Are companies starting to turn the dial away from bondholders and towards shareholders?

It is a question investors and analysts are increasingly asking as the cheapness of debt and relative costliness of equity gives companies big opportunities. Some groups such as Microsoft and Hewlett-Packard are already exploiting what UBS is calling the most attractive relative cost of debt-to-equity in 30 years by issuing bonds in order to buy back shares.

“We think we are at a tipping point in terms of corporate behaviour. Companies have been deleveraging and have got ample cash on their balance sheets: we believe we are at the start of the process where the focus will shift back to shareholders,” says Sunil Kapadia, global asset allocation strategist at UBS.

With equities still an unfashionable asset class for most investors and companies hoarding record amounts of cash, investors are urging companies to take the matter into their own hands and take action to prop up their own valuations. “I can’t see investors changing their minds any time soon so in a way it has been left up to companies to step in and act as asset allocators,” says Robert Buckland, equity strategist at Citi.

One side of the coin is the well-known cheapness of issuing bonds. Microsoft set a new record last month when it issued three-year debt with a coupon of just 0.875 per cent. On the flip side is the relatively high cost of equity. Comparing the free cash flow yield of stocks and shares against the yield for US Treasuries, Citi analysts found that the difference between the two has become positive in the past few years in both the US and Europe.

That gives companies an enticing arbitrage opportunity between the cost of debt and equity. The question is: how many of them will take it on? Mr Buckland says: “If you can borrow money in the corporate bond market at 3 or 4 per cent and buy cash flow in equity markets at 7 per cent, then you have got a 3 or 4 per cent carry. Some companies are going to take this on.”

Evidence is already building that many companies are prepared to do this as share buy-back activity starts to rebound after plummeting last year.

Data from Birinyi Associates, a research group, shows that in the second quarter of this year executed buy-backs – those that actually happened compared with those that were merely announced – rose to $85bn in the US. That is back where buy-backs were in the middle of 2005, although this is still a long way off the peak of $228bn reached in the third quarter of 2007.

Mark Bamford, head of global fixed-income syndicate at Barclays Capital, says: “We are seeing a number of companies exploring the idea of accessing the debt capital markets to retire more expensive equity capital.” Few are willing to make the connection explicitly but companies such as McDonald’s and HP have issued debt and made buy-back announcements close to each other recently.

UBS calls this phenomenon “releveraging”. Mr Kapadia says: “Companies and investors should use the currency of cheap credit to unlock equity valuations. There is a huge incentive for companies to leverage again given this valuation gap.”

Analysts at Citi see it as part of a broader trend, to which they give the particularly ugly name of “de-equitisation”. In essence, this looks at the total number of shares in issue and whether this number is rising or not.

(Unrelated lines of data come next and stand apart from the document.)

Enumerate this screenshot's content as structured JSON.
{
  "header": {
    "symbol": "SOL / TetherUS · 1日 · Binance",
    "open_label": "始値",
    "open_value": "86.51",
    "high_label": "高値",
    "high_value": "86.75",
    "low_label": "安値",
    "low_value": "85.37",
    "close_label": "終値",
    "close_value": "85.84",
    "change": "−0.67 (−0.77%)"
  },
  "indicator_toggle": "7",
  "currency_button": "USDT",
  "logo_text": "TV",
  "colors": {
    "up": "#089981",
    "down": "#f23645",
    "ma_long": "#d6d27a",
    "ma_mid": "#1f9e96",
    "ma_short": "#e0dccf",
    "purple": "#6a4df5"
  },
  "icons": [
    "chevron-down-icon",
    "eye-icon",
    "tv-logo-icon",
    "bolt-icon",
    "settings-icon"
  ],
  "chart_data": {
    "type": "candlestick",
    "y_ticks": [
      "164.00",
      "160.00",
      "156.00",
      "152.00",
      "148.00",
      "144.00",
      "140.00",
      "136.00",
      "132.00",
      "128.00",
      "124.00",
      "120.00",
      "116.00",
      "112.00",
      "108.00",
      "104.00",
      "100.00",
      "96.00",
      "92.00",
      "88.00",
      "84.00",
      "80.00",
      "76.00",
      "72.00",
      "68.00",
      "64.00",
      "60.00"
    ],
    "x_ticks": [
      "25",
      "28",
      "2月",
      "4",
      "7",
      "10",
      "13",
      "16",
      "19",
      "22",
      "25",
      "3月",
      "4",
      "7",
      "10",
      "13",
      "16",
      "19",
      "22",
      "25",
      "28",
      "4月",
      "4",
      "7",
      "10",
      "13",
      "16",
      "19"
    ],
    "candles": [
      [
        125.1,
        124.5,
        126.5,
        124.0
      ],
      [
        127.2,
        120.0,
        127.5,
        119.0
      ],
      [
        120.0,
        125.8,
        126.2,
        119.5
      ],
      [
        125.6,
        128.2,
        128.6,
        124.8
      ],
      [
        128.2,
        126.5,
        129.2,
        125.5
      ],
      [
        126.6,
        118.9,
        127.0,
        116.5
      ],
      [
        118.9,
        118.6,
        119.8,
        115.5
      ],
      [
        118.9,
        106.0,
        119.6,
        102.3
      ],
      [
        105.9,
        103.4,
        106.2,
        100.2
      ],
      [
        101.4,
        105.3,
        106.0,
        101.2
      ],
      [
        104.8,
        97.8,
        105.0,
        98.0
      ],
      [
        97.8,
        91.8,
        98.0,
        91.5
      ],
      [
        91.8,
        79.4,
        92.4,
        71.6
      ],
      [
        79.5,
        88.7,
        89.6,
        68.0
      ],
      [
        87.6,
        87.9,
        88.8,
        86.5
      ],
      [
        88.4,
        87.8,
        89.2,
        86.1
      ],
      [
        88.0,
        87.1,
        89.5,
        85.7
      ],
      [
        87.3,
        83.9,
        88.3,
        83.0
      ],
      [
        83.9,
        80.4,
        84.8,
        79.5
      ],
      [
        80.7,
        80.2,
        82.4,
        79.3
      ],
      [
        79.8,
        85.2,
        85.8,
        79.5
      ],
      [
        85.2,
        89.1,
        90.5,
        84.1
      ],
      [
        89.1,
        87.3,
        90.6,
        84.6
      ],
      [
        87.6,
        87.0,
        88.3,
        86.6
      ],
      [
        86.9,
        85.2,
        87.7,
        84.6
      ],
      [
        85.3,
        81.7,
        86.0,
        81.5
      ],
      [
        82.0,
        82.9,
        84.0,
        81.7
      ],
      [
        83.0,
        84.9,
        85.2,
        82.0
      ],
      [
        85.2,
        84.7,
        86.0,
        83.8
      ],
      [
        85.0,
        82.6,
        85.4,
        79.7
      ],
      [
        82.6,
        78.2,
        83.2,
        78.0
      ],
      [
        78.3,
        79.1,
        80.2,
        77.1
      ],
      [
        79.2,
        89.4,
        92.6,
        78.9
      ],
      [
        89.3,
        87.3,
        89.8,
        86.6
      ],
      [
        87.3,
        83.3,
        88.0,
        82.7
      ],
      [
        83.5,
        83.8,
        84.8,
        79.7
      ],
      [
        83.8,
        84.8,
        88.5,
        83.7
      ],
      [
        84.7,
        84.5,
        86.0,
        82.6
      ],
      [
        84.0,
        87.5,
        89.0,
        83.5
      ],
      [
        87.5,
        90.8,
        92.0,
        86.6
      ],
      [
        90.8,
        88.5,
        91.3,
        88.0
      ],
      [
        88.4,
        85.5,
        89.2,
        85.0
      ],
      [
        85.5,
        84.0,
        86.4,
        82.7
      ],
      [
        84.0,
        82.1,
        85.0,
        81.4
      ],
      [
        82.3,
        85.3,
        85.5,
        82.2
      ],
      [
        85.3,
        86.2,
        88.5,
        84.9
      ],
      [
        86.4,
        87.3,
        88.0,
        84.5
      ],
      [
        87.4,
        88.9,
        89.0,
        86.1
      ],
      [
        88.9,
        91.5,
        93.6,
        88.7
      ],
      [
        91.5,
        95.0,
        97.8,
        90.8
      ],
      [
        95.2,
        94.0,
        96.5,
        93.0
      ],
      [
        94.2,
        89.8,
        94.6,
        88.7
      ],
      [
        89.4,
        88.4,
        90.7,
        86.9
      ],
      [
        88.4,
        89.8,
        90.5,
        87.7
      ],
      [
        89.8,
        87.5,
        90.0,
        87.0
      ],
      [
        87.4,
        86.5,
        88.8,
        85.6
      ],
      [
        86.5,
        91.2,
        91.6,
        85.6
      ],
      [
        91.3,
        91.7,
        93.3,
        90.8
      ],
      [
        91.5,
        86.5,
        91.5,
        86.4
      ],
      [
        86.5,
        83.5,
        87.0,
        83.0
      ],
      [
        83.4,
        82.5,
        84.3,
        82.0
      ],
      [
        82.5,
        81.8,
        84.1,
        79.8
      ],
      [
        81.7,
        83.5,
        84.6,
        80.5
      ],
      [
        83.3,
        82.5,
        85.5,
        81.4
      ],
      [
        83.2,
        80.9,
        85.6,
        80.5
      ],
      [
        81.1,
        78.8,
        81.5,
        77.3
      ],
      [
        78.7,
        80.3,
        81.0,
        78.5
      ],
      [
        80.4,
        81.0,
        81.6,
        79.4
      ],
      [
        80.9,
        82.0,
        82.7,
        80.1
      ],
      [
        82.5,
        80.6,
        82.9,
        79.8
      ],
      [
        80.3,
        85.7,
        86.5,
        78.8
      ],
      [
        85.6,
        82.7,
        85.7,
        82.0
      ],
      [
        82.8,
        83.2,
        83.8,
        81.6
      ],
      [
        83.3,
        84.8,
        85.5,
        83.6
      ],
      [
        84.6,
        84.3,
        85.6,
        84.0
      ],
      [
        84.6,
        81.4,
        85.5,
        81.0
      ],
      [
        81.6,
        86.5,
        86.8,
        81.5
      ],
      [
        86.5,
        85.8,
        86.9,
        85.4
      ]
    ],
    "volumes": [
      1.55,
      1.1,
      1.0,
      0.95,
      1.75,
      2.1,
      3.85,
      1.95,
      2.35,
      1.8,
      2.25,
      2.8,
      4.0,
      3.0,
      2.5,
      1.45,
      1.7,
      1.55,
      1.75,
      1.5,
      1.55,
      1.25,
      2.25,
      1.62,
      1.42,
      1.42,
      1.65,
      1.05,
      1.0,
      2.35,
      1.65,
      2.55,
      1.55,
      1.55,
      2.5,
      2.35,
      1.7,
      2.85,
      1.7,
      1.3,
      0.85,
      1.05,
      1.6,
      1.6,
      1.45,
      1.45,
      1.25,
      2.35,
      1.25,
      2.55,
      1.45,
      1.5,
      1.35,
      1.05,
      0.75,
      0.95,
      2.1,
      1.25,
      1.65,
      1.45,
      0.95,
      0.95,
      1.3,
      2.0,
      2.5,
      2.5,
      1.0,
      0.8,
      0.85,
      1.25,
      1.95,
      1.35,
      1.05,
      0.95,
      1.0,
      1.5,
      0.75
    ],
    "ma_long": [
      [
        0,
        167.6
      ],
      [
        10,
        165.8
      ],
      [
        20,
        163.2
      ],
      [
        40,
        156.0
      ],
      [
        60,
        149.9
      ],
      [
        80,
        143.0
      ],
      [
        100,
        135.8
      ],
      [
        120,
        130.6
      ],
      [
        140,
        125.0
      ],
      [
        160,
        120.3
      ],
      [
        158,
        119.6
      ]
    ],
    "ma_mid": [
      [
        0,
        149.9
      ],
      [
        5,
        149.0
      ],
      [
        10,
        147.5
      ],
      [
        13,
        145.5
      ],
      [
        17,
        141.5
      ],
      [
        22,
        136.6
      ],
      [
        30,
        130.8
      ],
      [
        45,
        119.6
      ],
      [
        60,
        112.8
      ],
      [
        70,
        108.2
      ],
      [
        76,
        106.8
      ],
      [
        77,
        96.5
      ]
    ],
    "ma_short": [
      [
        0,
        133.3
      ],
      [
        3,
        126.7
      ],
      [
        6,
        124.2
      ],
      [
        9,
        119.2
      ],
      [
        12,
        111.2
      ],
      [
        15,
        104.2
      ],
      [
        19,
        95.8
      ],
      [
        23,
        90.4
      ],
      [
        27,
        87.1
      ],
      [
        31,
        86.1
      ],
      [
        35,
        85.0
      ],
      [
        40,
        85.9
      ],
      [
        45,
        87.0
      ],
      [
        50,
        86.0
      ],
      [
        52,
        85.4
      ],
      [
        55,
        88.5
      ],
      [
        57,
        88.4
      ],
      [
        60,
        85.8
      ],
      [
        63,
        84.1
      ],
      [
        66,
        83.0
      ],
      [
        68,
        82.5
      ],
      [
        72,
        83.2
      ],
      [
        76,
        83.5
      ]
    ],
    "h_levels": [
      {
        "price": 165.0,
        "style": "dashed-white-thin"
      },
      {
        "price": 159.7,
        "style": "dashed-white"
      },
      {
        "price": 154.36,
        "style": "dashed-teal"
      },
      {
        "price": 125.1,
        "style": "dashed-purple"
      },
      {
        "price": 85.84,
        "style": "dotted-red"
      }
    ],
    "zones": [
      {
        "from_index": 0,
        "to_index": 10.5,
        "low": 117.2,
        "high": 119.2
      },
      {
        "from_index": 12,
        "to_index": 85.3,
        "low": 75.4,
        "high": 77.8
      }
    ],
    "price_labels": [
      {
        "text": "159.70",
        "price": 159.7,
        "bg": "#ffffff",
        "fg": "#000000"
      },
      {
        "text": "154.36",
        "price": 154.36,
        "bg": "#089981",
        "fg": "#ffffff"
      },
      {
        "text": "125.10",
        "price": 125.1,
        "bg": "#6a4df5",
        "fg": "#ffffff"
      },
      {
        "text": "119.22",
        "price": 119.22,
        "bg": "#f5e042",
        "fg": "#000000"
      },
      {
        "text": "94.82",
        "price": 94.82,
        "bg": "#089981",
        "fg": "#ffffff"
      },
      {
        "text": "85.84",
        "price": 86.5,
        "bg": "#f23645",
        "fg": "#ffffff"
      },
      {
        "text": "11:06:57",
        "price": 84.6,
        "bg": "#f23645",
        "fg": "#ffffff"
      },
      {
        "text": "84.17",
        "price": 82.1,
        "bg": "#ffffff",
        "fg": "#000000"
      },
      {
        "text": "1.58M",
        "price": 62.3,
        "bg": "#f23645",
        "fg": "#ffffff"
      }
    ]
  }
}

Rights issues or flotations cause shares in issue to rise whereas buy-backs and acquisitions cause this number to fall. Citi even argues that increased dividends should be seen as part of its “de-equitisation” trend as it is the preferred form of returning capital for many investors.

BHP Billiton’s $39bn hostile bid for Potash is a good example of potential de-equitisation. If this deal were to proceed, BHP would issue no equity but would finance itself entirely through bank loans and bonds. Heath Jansen at Citi estimates that these current funding costs are less than 2 per cent and would rise only to 3-4 per cent as a bridge loan is replaced by long-term corporate bonds.

Citi recommends looking at strong companies that face persistent takeover speculation such as Anadarko, or Capital One in the US, or ITV and Prudential in the UK; or groups that have consistent policies on buy-backs such as Akzo Nobel, BASF, Lockheed Martin or Texas Instruments; or businesses with a high dividend yield and a history of increasing it such as Deutsche Börse, Vivendi, Altria and Qwest.

But while many see a clear trend towards deleveraging as – post the crisis – companies finally start to favour shareholders over bondholders, some bankers are sceptical. “It is very cynical to view providing balanced returns to shareholders as bad for bondholders,” says Larry Wieseneck, head of global finance at Barclays Capital. “Hoarding cash is not so good either: shareholders get very nervous, and bondholders should get even more nervous.”

Perhaps the most intriguing part about de-equitisation is the suggestion from some that it could have helped J apanese companies as deflation took hold in the 1990s, with some arguing that it could have helped prop up share prices. With a persistent fear of deflation still in western countries, it gives companies more food for thought. “If there is one country in the world where the de-equitisation trade has made sense for 13-14 years it is Japan,” Mr Buckland says. “De-equitisation would have done a world of good to Japanese stock markets.”